Elizabeth Earle, a 33-year-old English writer, said she’s been saving money and living a life of adventure since moving out of her apartment and into a boat.
What began as a hobby in the early pandemic has become a way of life for Earle, who spent more than $20,000 buying and refurbishing a narrowboat — a small barge designed for navigating canals.
In an all-encompassing interview with The Sun, Earle gave an up-close look at her life aboard the Leviathan, the 32-foot vessel she’s called home for the last two years.
Elizabeth Earle Seeks Adventure
The writer said she’d fantasized for years about living a nomadic lifestyle, even before she set off on her permanent voyage.
“I’d always loved the idea of living on a boat since I was a child, traveling to different places, meeting new people and taking your home with you,” Earle said. “It felt like utter freedom. Not tied to paying rent or working for an ungrateful boss.”
“I grew up reading Lord of the Rings, and the Chronicles of Narnia, and grew up in a village, so I always had a fascination for that fantastical life,” the writer added.
So when she found a dilapidated boat on sale for only $5,200 in 2019, Earle decided the time was right to set out on an adventure of her own. She hired workmen to renovate the interior and continued to make the space her own after the Covid-19 pandemic hit.
“The Leviathan, my narrowboat, ended up becoming a lockdown project, alongside my illustrating business,” she said, adding that she spent more than $16,000 transforming the vessel into a floating home.
“She’s not finished yet, and there are still a few things I’m paying off, but she’s homely.”

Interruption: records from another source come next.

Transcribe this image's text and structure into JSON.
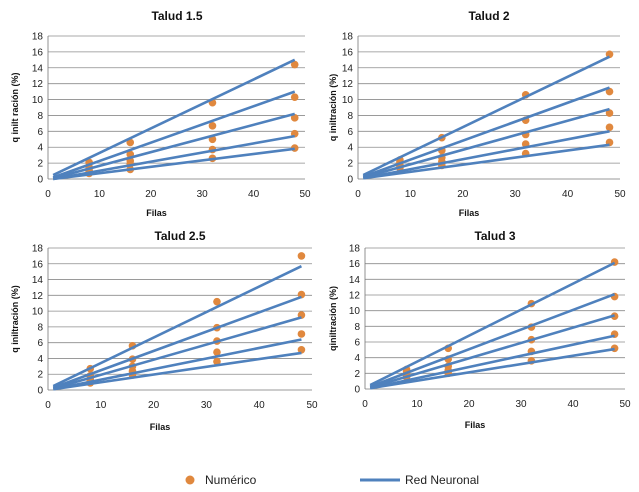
{
  "colors": {
    "points": "#E0883E",
    "lines": "#4F81BD",
    "grid": "#8C8C8C"
  },
  "legend": {
    "points_label": "Numérico",
    "lines_label": "Red Neuronal",
    "placement": "bottom"
  },
  "chart_data": [
    {
      "type": "scatter+line",
      "title": "Talud 1.5",
      "xlabel": "Filas",
      "ylabel": "q inilt ración (%)",
      "xlim": [
        0,
        50
      ],
      "ylim": [
        0,
        18
      ],
      "xticks": [
        0,
        10,
        20,
        30,
        40,
        50
      ],
      "yticks": [
        0,
        2,
        4,
        6,
        8,
        10,
        12,
        14,
        16,
        18
      ],
      "grid": "horizontal",
      "points_x": [
        8,
        16,
        32,
        48
      ],
      "points": [
        [
          2.1,
          4.6,
          9.6,
          14.4
        ],
        [
          1.5,
          3.1,
          6.7,
          10.3
        ],
        [
          1.1,
          2.3,
          5.0,
          7.7
        ],
        [
          0.9,
          1.9,
          3.7,
          5.7
        ],
        [
          0.7,
          1.2,
          2.6,
          3.9
        ]
      ],
      "lines_x": [
        1,
        48
      ],
      "lines": [
        [
          0.5,
          15.0
        ],
        [
          0.2,
          11.0
        ],
        [
          0.1,
          8.2
        ],
        [
          0.0,
          5.4
        ],
        [
          0.0,
          3.8
        ]
      ]
    },
    {
      "type": "scatter+line",
      "title": "Talud 2",
      "xlabel": "Filas",
      "ylabel": "q iniltración (%)",
      "xlim": [
        0,
        50
      ],
      "ylim": [
        0,
        18
      ],
      "xticks": [
        0,
        10,
        20,
        30,
        40,
        50
      ],
      "yticks": [
        0,
        2,
        4,
        6,
        8,
        10,
        12,
        14,
        16,
        18
      ],
      "grid": "horizontal",
      "points_x": [
        8,
        16,
        32,
        48
      ],
      "points": [
        [
          2.4,
          5.2,
          10.6,
          15.7
        ],
        [
          2.1,
          3.6,
          7.4,
          11.0
        ],
        [
          1.8,
          2.7,
          5.6,
          8.3
        ],
        [
          1.6,
          2.2,
          4.4,
          6.5
        ],
        [
          1.4,
          1.7,
          3.2,
          4.6
        ]
      ],
      "lines_x": [
        1,
        48
      ],
      "lines": [
        [
          0.5,
          15.4
        ],
        [
          0.3,
          11.5
        ],
        [
          0.2,
          8.8
        ],
        [
          0.1,
          6.0
        ],
        [
          0.1,
          4.3
        ]
      ]
    },
    {
      "type": "scatter+line",
      "title": "Talud 2.5",
      "xlabel": "Filas",
      "ylabel": "q iniltración (%)",
      "xlim": [
        0,
        50
      ],
      "ylim": [
        0,
        18
      ],
      "xticks": [
        0,
        10,
        20,
        30,
        40,
        50
      ],
      "yticks": [
        0,
        2,
        4,
        6,
        8,
        10,
        12,
        14,
        16,
        18
      ],
      "grid": "horizontal",
      "points_x": [
        8,
        16,
        32,
        48
      ],
      "points": [
        [
          2.7,
          5.6,
          11.2,
          17.0
        ],
        [
          1.8,
          3.9,
          7.9,
          12.1
        ],
        [
          1.4,
          3.0,
          6.2,
          9.5
        ],
        [
          1.1,
          2.4,
          4.8,
          7.1
        ],
        [
          0.9,
          1.9,
          3.6,
          5.1
        ]
      ],
      "lines_x": [
        1,
        48
      ],
      "lines": [
        [
          0.5,
          15.7
        ],
        [
          0.3,
          11.8
        ],
        [
          0.2,
          9.2
        ],
        [
          0.1,
          6.4
        ],
        [
          0.1,
          4.7
        ]
      ]
    },
    {
      "type": "scatter+line",
      "title": "Talud 3",
      "xlabel": "Filas",
      "ylabel": "qiniltración (%)",
      "xlim": [
        0,
        50
      ],
      "ylim": [
        0,
        18
      ],
      "xticks": [
        0,
        10,
        20,
        30,
        40,
        50
      ],
      "yticks": [
        0,
        2,
        4,
        6,
        8,
        10,
        12,
        14,
        16,
        18
      ],
      "grid": "horizontal",
      "points_x": [
        8,
        16,
        32,
        48
      ],
      "points": [
        [
          2.5,
          5.2,
          10.9,
          16.2
        ],
        [
          2.2,
          3.8,
          7.9,
          11.8
        ],
        [
          1.9,
          2.9,
          6.3,
          9.3
        ],
        [
          1.7,
          2.4,
          4.8,
          7.0
        ],
        [
          1.5,
          2.0,
          3.6,
          5.2
        ]
      ],
      "lines_x": [
        1,
        48
      ],
      "lines": [
        [
          0.5,
          16.1
        ],
        [
          0.3,
          12.1
        ],
        [
          0.2,
          9.4
        ],
        [
          0.1,
          6.8
        ],
        [
          0.1,
          5.1
        ]
      ]
    }
  ]
}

Boat Living Saves Thousands on Bills
Making sure the Leviathan was seaworthy and habitable was no small investment, but the writer said she’s saving money since she moved aboard.
“My bills are extremely minimal,” Earle said.

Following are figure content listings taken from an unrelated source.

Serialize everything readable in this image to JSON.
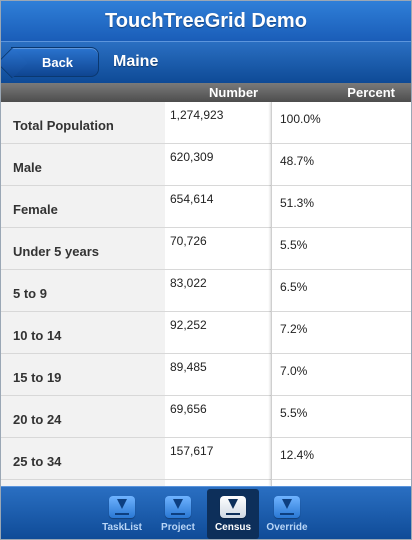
{
  "app": {
    "title": "TouchTreeGrid Demo"
  },
  "nav": {
    "back_label": "Back",
    "title": "Maine"
  },
  "columns": {
    "number": "Number",
    "percent": "Percent"
  },
  "rows": [
    {
      "label": "Total Population",
      "number": "1,274,923",
      "percent": "100.0%"
    },
    {
      "label": "Male",
      "number": "620,309",
      "percent": "48.7%"
    },
    {
      "label": "Female",
      "number": "654,614",
      "percent": "51.3%"
    },
    {
      "label": "Under 5 years",
      "number": "70,726",
      "percent": "5.5%"
    },
    {
      "label": "5 to 9",
      "number": "83,022",
      "percent": "6.5%"
    },
    {
      "label": "10 to 14",
      "number": "92,252",
      "percent": "7.2%"
    },
    {
      "label": "15 to 19",
      "number": "89,485",
      "percent": "7.0%"
    },
    {
      "label": "20 to 24",
      "number": "69,656",
      "percent": "5.5%"
    },
    {
      "label": "25 to 34",
      "number": "157,617",
      "percent": "12.4%"
    },
    {
      "label": "",
      "number": "",
      "percent": ""
    }
  ],
  "tabs": [
    {
      "label": "TaskList",
      "icon": "download-icon",
      "active": false
    },
    {
      "label": "Project",
      "icon": "download-icon",
      "active": false
    },
    {
      "label": "Census",
      "icon": "download-icon",
      "active": true
    },
    {
      "label": "Override",
      "icon": "download-icon",
      "active": false
    }
  ]
}
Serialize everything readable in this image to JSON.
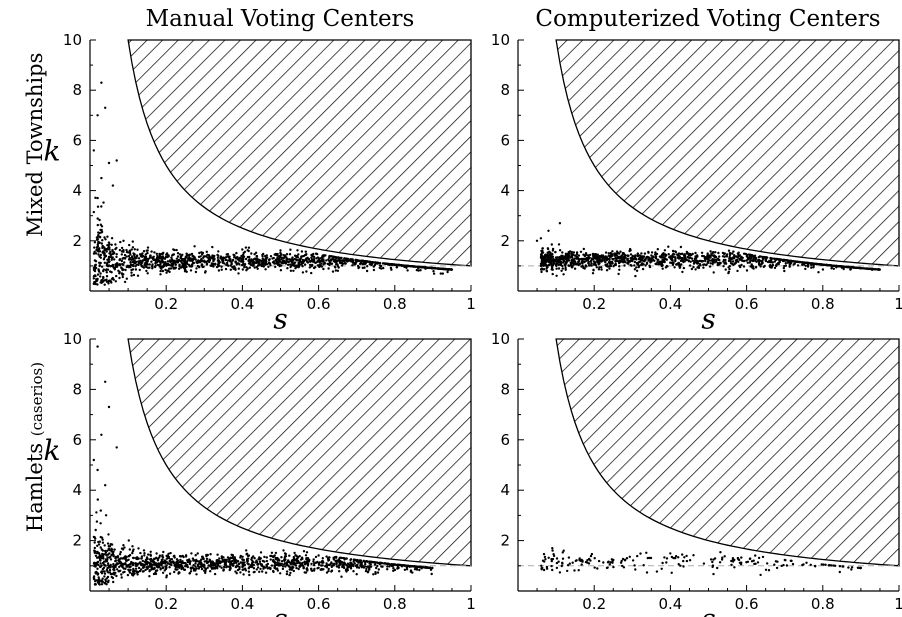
{
  "column_titles": [
    "Manual Voting Centers",
    "Computerized Voting Centers"
  ],
  "row_titles": [
    {
      "main": "Mixed Townships",
      "sub": ""
    },
    {
      "main": "Hamlets ",
      "sub": "(caserios)"
    }
  ],
  "chart_data": [
    {
      "type": "scatter",
      "panel": "Mixed Townships / Manual Voting Centers",
      "xlabel": "s",
      "ylabel": "k",
      "xlim": [
        0,
        1
      ],
      "ylim": [
        0,
        10
      ],
      "xticks": [
        "0.2",
        "0.4",
        "0.6",
        "0.8",
        "1"
      ],
      "yticks": [
        "2",
        "4",
        "6",
        "8",
        "10"
      ],
      "hatched_region": "k > 1/s",
      "reference_line_y": 1,
      "cloud": {
        "n": 1500,
        "s_range": [
          0.01,
          0.95
        ],
        "k_center": 1.2,
        "k_spread_low_s": 1.6,
        "seed": 11
      },
      "outliers": [
        [
          0.03,
          8.3
        ],
        [
          0.04,
          7.3
        ],
        [
          0.02,
          7.0
        ],
        [
          0.05,
          5.1
        ],
        [
          0.06,
          4.2
        ],
        [
          0.03,
          4.5
        ],
        [
          0.01,
          5.6
        ],
        [
          0.07,
          5.2
        ],
        [
          0.02,
          3.7
        ]
      ]
    },
    {
      "type": "scatter",
      "panel": "Mixed Townships / Computerized Voting Centers",
      "xlabel": "s",
      "ylabel": "",
      "xlim": [
        0,
        1
      ],
      "ylim": [
        0,
        10
      ],
      "xticks": [
        "0.2",
        "0.4",
        "0.6",
        "0.8",
        "1"
      ],
      "yticks": [
        "2",
        "4",
        "6",
        "8",
        "10"
      ],
      "hatched_region": "k > 1/s",
      "reference_line_y": 1,
      "cloud": {
        "n": 1400,
        "s_range": [
          0.06,
          0.95
        ],
        "k_center": 1.25,
        "k_spread_low_s": 0.3,
        "seed": 23
      },
      "outliers": [
        [
          0.08,
          2.4
        ],
        [
          0.06,
          2.1
        ],
        [
          0.05,
          2.0
        ],
        [
          0.11,
          2.7
        ]
      ]
    },
    {
      "type": "scatter",
      "panel": "Hamlets (caserios) / Manual Voting Centers",
      "xlabel": "s",
      "ylabel": "k",
      "xlim": [
        0,
        1
      ],
      "ylim": [
        0,
        10
      ],
      "xticks": [
        "0.2",
        "0.4",
        "0.6",
        "0.8",
        "1"
      ],
      "yticks": [
        "2",
        "4",
        "6",
        "8",
        "10"
      ],
      "hatched_region": "k > 1/s",
      "reference_line_y": 1,
      "cloud": {
        "n": 1400,
        "s_range": [
          0.01,
          0.9
        ],
        "k_center": 1.1,
        "k_spread_low_s": 1.5,
        "seed": 37
      },
      "outliers": [
        [
          0.04,
          8.3
        ],
        [
          0.02,
          9.7
        ],
        [
          0.05,
          7.3
        ],
        [
          0.03,
          6.2
        ],
        [
          0.01,
          5.2
        ],
        [
          0.07,
          5.7
        ],
        [
          0.02,
          4.8
        ],
        [
          0.04,
          4.2
        ]
      ]
    },
    {
      "type": "scatter",
      "panel": "Hamlets (caserios) / Computerized Voting Centers",
      "xlabel": "s",
      "ylabel": "",
      "xlim": [
        0,
        1
      ],
      "ylim": [
        0,
        10
      ],
      "xticks": [
        "0.2",
        "0.4",
        "0.6",
        "0.8",
        "1"
      ],
      "yticks": [
        "2",
        "4",
        "6",
        "8",
        "10"
      ],
      "hatched_region": "k > 1/s",
      "reference_line_y": 1,
      "cloud": {
        "n": 200,
        "s_range": [
          0.06,
          0.9
        ],
        "k_center": 1.15,
        "k_spread_low_s": 0.3,
        "seed": 53
      },
      "outliers": [
        [
          0.09,
          1.7
        ],
        [
          0.12,
          1.6
        ]
      ]
    }
  ]
}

“It’s incredible just how much money you can save when you’re not paying rent or a mortgage. That money goes back into my own life, my own property and future. I’ve gone from paying $1,642 a month with rent, gas and electric to just $347 a month on the boat,” she continued.

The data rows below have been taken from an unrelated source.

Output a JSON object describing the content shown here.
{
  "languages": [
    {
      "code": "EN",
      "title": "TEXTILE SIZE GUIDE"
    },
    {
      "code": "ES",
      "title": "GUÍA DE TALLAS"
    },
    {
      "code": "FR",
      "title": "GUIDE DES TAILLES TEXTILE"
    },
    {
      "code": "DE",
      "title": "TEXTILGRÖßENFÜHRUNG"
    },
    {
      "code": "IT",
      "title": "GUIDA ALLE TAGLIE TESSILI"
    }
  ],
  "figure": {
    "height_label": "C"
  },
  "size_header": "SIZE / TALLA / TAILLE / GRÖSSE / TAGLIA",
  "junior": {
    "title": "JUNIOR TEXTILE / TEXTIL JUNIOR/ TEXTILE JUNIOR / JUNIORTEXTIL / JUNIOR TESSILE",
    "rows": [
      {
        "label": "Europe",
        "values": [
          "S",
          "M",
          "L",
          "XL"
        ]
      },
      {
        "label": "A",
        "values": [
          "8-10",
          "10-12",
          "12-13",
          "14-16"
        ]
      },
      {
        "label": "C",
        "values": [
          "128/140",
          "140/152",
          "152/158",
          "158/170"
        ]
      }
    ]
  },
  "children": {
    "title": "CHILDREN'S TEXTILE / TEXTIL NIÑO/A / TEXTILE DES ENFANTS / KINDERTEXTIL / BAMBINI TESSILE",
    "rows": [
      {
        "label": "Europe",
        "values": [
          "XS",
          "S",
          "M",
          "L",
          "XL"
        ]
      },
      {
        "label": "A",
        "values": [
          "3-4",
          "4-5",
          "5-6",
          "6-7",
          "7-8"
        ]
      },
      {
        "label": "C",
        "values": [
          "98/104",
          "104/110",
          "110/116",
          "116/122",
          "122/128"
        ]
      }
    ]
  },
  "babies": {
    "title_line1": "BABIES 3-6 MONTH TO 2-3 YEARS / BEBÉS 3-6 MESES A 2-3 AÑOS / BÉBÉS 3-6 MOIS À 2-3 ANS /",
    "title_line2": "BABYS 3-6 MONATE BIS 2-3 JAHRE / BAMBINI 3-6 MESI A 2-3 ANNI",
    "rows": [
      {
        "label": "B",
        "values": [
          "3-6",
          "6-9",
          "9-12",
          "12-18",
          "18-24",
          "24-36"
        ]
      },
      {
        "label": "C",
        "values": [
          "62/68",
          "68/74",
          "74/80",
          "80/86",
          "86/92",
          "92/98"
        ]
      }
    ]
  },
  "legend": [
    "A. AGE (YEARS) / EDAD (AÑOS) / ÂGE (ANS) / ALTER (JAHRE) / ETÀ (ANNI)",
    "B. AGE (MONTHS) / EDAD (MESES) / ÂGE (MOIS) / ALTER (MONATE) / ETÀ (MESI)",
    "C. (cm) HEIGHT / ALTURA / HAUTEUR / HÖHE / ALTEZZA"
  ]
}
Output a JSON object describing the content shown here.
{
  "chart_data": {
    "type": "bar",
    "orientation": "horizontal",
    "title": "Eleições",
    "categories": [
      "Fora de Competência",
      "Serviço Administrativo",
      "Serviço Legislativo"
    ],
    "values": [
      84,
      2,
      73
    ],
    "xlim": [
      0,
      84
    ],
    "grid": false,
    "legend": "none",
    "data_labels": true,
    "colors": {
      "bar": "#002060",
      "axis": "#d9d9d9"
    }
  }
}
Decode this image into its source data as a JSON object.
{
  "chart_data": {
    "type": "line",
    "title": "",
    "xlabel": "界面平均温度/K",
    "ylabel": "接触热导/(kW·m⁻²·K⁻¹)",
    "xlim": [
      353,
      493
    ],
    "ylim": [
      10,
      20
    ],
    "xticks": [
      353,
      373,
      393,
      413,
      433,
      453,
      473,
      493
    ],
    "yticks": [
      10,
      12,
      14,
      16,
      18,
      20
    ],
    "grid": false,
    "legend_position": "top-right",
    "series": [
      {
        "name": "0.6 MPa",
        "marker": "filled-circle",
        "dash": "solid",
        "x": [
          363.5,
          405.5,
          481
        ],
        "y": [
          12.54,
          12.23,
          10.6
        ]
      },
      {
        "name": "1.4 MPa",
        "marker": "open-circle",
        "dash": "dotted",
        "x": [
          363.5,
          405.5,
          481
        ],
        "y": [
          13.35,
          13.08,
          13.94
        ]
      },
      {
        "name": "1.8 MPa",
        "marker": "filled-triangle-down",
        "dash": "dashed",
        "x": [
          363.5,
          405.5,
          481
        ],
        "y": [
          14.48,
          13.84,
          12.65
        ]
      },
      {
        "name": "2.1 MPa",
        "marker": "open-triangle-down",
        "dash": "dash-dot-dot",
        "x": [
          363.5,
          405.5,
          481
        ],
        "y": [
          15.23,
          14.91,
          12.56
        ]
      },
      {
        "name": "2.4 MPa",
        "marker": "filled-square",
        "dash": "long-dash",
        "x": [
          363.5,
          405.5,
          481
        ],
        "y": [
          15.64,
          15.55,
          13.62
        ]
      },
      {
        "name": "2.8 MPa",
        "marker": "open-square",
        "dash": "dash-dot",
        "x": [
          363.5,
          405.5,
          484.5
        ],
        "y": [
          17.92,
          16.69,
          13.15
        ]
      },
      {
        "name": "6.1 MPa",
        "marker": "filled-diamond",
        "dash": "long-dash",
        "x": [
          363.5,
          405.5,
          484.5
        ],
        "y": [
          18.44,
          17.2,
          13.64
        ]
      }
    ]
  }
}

Earle told the outlet that she pays $164 per month for a spot at the marina in Mancetter in central England. That allows her not only a place to dock, but also access to vital facilities like showers — a necessity, she said, since she’s “not managed to get the gas and hot water sorted yet.”
“I pay $131 a month for my boating license, boat insurance is $10 a month and the Canal and River Trust tax is $136,” the writer added.
When she’s hungry, she cooks on a camping stove aboard the boat. A log burner keeps the Leviathan warm and cozy year-round. Some of the creature comforts she’d grown accustomed to while living on dry land are missing, but she said the sense of freedom she’s gained is well worth it.
“You definitely have to make big compromises like emptying a porta-potty and battling with condensation but it’s all worth it when you wake up in the morning to the beautiful countryside,” Earle said.
Onboard, she likes to keep busy reading by the fire, writing, working on her illustrating business, or playing with her dog Leela. But for Earle, the real allure of the boat lifestyle is what happens outside the cabin.
“There are so many adventures waiting for me and Leela to follow,” she said.
“I don’t want to take our time for granted, which is why I’m doing it all while I can. Life is like a book. It’s up to you to decide what is written inside.”